Allman also brought a case against a Coroner in 2012. The High Court Judge said that it had no prospect of success.
Gerhard may have an opinion different from yours. He may be mistaken about certain facts. But what he wrote most certainly isn’t “total nonsense”. He wrote comprehensibly, in English. enabling you both to understand what he wrote, and to disagree with what he said, so he cannot have written “nonsense”. It made sense to you.
Everything that he wrote was rubbish. It was completely wrong at law and in fact. He doesn’t know who you are, or your history, your family circumstances, or your mental health. He gives you a compliment to which you are not entitled. Therefore he wrote nonsense.

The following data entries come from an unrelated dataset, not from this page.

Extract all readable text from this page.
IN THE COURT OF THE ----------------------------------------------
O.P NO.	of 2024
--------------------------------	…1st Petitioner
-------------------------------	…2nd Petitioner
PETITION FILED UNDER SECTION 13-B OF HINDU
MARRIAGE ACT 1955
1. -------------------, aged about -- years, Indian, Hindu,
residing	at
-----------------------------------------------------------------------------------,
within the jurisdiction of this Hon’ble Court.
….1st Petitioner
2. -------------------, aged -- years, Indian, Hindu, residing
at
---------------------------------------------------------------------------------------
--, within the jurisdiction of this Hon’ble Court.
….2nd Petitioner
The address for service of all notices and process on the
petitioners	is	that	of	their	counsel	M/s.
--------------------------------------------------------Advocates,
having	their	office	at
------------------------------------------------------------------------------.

Gerhard possibly knows who I am just as much as you do. Apart from my name, what do you actually know about me anyway? Anything that you didn’t get off the internet, because I put it there myself, that is?
Nothing in my history, or family circumstances, or to do with my “mental health”, would be relevant to the discussion, if you knew anything about these matters. (Do you think you do? If so, I think you are speculating.)
Gerhard didn’t “compliment” me. He just said “thank you”. His values are different from yours. He approves of something that you disapprove of, that’s all. Please get over it.
Gerhard didn’t say anything wrong “in law”. We both know that, because he didn’t make any assertions at all about the law, so he couldn’t have been wrong.
That leaves us with Gerhard’s assertions of facts – just a few of them. If you think anything Gerhard said was factually wrong, please would you get to the point and say what facts you think Gerhard got wrong, and what the true facts are about the matters he mentioned?
If Gerhard was talking rubbish, or nonsense, you wouldn’t be able to contradict him, because you wouldn’t know what you were contradicting.
Finally, I am quite happy to keep on letting you have your say, even publishing comments of yours that I don’t think are fair or polite. But I reserve the right to say when I think you have allowed emotion to cloud your reason, sharpening your tongue.